Après une ethnographie du cybercafé ICCNET, je mettrai en évidence des extraits d’entretiens tout en retraçant la vie affective et sentimentale des surfeuses. J’analyserai et décrirai le processus de recherche d’un mari sur le net de l’annonce aux différents échanges, les attentes des surfeuses ainsi que les stratégies qu’elles élaborent pour que leur recherche aboutisse. Par la suite, la présentation des moniteurs me permettra de faire ressortir la nature des rapports que Martino et dans une moindre mesure Matt entretiennent avec les surfeuses. Cela permettra aussi de mettre en lumière la place du moniteur dans la recherche d’un mari sur Internet. L’interprétation me fera répondre aux questions soulevées dans la problématique tout en confirmant ou infirmant mes hypothèses. Je m’inspirerai des travaux de Georges Balandier -principalement de ses ouvrages Sociologie actuelle de l’Afrique Noire et Le détour pour interpréter les résultats de mon analyse. Ses travaux nous permettront notamment de saisir « les décalages existants entre les aspects officiels de la société et la pratique sociale ».
PREMIERE PARTIE : ETHNOGRAPHIE DU CYBERCAFE
Présentation du cybercafé ICCNET
En 1996, avec l’arrivée des Nouvelles Technologies de l’information et des communications, ICC (International Computer Center), une entreprise spécialisée dans la distribution du matériel et des consommables informatiques, devient ICCNET (International Computer Center Network). ICCNET veut associer ingénierie informatique et fourniture de services Internet au Cameroun ce qui sera à l’origine de l’ouverture en 2000 de la filiale ICCNET de Yaoundé sur le Boulevard du 20 mai. Pour le non initié ICCNET est l’un des cybercafés dans lequel la connexion est la plus chère, un cybercafé dans lequel l’on trouve la plupart des services informatiques, de télécommunications ainsi que des produits de l’Internet (imprimante, scanner, fax,Web phone etc..). Mais ICCNET est aussi l’un des quatre providers du cameroun. De nombreuses entreprises et des particuliers passent en effet, par lui pour se connecter au net.
Les cybercafés en milieu urbain camerounais tiennent autant de la cafétéria que de la cellule informatique d’une entreprise.

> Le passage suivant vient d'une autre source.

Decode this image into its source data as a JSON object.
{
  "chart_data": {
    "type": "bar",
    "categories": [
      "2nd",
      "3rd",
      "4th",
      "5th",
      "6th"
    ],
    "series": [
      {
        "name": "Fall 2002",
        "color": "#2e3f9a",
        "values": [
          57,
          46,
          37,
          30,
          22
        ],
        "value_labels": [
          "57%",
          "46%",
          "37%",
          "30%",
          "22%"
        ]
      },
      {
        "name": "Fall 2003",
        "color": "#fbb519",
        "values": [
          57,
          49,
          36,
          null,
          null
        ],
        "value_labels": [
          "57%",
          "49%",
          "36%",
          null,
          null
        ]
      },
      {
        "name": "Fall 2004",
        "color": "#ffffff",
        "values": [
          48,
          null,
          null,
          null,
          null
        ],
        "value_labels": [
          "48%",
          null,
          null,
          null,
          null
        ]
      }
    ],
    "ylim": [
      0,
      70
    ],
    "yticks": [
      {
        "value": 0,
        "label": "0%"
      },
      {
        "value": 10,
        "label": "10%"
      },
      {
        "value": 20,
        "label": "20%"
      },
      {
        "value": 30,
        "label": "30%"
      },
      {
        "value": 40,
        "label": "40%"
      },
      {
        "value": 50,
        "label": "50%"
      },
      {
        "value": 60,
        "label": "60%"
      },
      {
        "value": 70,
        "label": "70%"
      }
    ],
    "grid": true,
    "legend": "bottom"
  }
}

Très souvent il existe deux espaces : l’un est destiné à la vente de boissons, de friandises et de sandwichs et l’autre est réservé à la connexion à Internet, au travail informatique. Les propriétaires des cybercafés sont souvent aussi les propriétaires des boutiques et des alimentations qui jouxtent l’espace de connexion. Mais l’usage le plus fréquent est d’offrir à la fois une connexion à Internet et une possibilité de téléphoner grâce à la présence d’une cabine téléphonique au sein même du cybercafé. ICCNET n’échappe pas à la règle et on trouve à l’intérieur du cybercafé, un espace où l’on peut boire, grignoter tout en regardant la télévision. Il faut dire que la proximité du Hilton lui donne une clientèle d’hommes d’affaires, de touristes, de chercheurs etc.. qui ont besoin de rester connecté au monde. De plus en cas d’affluence, cela permet de patienter en attendant qu’un ordinateur se libère. Par conséquent, on retrouve peu d’adolescents ou de jeunes de moins de dix huit ans au sein de la clientèle d’ICCNET.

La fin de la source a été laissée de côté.